DATA SOURCE Bureau of Labor Statistics: Current Employment Statistics 1990-2017 http://data.bls.gov
CONTACT INFORMATION vitalsigns.info@bayareametro.gov
METHODOLOGY NOTES (across all datasets for this indicator) The California Employment Development Department (EDD) provides estimates of employment by place of work and by industry. Industries are classified by their North American Industry Classification System (NAICS) code. Vital Signs aggregates employment into 11 industry sectors: Farm, Mining, Logging and Construction, Manufacturing, Trade, Transportation and Utilities, Information, Financial Activities, Professional and Business Services, Educational and Health Services, Leisure and Hospitality, Government, and Other. EDD counts all public-sector jobs under Government, including public transportation, public schools, and public hospitals. The Other category includes service jobs such as auto repair and hair salons and organizations such as churches and social advocacy groups. Employment in the technology sector are classified under three categories: Professional and Business Services, Information, and Manufacturing. The latter category includes electronic and computer manufacturing. For further details of typical firms found in each sector, refer to the 2012 NAICS Manual (http://www.census.gov/cgi-bin/sssd/naics/naicsrch?chart=2012).
The Bureau of Labor Statistics (BLS) provides industry estimates for non-Bay Area metro areas. Their main industry employment estimates, the Current Employment Survey and Quarterly Census of Employment and Wages, do not provide annual estimates of farm employment. To be consistent, the metro comparison evaluates nonfarm employment for all metro areas, including the Bay Area. Industry shares are thus slightly different for the Bay Area between the historical trend and metro comparison sections.

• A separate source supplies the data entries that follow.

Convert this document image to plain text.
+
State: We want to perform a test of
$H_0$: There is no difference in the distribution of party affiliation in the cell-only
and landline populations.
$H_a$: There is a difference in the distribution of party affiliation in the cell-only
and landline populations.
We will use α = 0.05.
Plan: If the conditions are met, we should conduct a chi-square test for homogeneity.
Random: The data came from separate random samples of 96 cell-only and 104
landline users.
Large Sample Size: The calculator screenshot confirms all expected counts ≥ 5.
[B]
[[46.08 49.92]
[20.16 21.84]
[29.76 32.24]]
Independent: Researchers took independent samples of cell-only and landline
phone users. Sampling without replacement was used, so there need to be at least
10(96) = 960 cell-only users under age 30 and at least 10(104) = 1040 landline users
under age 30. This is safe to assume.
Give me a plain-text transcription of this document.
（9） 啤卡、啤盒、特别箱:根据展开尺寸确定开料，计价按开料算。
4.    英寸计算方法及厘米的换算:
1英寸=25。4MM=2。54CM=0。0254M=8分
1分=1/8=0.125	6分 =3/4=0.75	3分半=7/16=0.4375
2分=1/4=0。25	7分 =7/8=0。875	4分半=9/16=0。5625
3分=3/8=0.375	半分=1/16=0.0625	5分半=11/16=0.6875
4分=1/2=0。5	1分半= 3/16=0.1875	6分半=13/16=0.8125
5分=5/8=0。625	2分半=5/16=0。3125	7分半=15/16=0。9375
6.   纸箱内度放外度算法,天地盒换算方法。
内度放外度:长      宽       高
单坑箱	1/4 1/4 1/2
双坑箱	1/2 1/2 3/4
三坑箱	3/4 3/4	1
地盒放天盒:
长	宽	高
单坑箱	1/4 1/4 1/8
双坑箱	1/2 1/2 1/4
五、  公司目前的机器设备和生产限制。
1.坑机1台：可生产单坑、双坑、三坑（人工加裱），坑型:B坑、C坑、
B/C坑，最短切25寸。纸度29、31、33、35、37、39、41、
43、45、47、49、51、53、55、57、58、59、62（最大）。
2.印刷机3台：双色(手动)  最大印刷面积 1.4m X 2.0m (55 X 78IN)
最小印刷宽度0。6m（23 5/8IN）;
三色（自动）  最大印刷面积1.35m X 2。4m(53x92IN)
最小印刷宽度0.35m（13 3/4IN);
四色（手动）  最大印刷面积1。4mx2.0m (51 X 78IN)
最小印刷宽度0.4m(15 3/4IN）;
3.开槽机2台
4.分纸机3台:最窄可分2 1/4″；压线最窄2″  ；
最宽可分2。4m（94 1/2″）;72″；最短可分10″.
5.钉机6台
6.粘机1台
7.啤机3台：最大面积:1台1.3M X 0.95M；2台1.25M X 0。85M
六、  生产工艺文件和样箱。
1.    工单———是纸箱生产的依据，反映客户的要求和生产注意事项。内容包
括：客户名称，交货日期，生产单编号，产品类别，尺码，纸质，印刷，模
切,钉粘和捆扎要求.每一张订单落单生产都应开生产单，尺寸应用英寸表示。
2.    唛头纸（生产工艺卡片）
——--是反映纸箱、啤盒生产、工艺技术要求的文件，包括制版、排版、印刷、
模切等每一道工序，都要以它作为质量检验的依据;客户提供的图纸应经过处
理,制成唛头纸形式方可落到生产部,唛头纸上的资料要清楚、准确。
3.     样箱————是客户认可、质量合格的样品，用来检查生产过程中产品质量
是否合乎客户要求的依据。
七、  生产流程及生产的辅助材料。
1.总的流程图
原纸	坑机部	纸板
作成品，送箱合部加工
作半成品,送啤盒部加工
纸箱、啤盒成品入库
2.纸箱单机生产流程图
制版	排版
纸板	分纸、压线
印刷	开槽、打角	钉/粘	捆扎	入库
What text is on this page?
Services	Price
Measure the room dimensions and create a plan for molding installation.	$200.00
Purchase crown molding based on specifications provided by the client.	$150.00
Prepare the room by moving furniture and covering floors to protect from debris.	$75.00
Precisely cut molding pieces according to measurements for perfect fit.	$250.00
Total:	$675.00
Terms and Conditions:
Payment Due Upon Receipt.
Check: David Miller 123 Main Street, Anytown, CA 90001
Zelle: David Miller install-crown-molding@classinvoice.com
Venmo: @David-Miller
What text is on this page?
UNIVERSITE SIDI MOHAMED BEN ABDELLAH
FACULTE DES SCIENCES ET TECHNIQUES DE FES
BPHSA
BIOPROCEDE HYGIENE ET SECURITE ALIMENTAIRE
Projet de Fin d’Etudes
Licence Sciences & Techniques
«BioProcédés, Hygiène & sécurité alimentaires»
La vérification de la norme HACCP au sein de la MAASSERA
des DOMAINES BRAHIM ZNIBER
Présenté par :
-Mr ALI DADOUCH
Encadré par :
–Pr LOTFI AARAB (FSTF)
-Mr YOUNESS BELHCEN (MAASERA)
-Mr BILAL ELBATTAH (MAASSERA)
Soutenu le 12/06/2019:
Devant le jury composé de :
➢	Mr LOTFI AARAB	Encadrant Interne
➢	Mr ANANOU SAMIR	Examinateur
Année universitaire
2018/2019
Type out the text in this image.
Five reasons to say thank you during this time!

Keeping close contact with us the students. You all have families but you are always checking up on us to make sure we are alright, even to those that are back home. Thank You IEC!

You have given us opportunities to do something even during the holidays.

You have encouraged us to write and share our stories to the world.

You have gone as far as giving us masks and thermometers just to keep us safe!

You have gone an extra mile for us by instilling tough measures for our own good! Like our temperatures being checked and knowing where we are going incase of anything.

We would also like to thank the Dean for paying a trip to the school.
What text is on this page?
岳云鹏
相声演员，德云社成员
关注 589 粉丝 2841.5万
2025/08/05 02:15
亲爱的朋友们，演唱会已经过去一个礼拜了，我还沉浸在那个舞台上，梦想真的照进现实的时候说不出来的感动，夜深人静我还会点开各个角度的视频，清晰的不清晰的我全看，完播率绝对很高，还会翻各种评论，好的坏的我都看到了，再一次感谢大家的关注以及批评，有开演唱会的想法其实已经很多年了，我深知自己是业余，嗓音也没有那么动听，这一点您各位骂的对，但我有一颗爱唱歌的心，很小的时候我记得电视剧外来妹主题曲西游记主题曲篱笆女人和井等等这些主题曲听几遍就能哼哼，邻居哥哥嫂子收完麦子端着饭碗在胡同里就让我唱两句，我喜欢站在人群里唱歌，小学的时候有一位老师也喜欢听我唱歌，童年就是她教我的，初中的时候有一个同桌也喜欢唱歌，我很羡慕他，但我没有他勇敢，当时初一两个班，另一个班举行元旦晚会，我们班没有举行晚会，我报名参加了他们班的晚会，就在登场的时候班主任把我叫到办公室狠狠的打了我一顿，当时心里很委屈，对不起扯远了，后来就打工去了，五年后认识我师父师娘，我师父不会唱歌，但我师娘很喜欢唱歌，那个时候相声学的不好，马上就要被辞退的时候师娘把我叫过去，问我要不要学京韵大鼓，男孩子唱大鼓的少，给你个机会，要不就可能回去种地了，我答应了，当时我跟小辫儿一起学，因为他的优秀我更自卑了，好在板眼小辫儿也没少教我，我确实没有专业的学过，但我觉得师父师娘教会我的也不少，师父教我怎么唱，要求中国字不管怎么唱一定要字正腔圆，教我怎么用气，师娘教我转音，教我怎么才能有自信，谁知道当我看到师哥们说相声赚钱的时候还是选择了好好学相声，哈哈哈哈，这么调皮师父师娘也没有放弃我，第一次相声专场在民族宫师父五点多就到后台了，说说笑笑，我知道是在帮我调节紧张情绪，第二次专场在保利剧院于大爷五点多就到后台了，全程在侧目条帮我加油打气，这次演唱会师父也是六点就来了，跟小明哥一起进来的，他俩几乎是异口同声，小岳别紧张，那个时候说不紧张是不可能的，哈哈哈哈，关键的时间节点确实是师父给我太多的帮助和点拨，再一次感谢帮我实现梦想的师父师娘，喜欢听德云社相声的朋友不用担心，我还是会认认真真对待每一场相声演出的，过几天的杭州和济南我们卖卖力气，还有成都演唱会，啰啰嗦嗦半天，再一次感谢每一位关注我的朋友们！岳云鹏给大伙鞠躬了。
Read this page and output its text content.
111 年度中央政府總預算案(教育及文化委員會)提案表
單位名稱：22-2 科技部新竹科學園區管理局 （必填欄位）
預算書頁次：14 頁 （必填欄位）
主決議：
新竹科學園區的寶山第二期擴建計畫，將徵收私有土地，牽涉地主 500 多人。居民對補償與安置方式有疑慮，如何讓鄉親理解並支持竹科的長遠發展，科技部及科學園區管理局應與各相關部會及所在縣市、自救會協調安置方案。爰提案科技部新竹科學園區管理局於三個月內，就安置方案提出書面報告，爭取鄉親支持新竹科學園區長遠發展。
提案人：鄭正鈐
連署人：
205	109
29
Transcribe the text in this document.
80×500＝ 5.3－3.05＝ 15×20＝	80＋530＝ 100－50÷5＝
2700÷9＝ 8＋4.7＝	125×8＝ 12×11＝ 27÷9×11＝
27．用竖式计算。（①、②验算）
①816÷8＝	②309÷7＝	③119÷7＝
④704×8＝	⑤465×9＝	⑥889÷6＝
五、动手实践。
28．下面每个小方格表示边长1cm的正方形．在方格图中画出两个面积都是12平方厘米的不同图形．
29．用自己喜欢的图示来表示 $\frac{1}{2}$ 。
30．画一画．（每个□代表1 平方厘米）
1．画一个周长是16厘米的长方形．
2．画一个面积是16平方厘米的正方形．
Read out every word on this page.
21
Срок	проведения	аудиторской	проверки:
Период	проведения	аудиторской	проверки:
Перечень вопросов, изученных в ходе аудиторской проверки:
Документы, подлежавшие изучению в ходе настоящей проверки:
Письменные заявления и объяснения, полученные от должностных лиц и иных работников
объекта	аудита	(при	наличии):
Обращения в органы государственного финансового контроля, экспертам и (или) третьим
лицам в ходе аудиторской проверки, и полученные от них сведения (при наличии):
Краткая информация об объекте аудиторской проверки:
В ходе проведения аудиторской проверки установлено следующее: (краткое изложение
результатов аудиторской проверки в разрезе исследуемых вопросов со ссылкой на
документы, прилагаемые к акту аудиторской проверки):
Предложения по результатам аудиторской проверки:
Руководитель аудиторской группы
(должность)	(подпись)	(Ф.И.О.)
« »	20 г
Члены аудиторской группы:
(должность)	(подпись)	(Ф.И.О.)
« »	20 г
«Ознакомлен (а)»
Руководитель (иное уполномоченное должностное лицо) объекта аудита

The location quotient (LQ) is used to evaluate level of concentration or clustering of an industry within the Bay Area and within each county of the region. A location quotient greater than 1 means there is a strong concentration for of jobs in an industry sector. For the Bay Area, the LQ is calculated as the share of the region’s employment in a particular sector divided by the share of the nation’s employment in that same sector. Because BLS does not provide national farm estimates, note that there is no LQ for regional farm employment. For each county, the LQ is calculated as the share of the county’s employment in a particular sector divided by the share of the region’s employment in that same sector.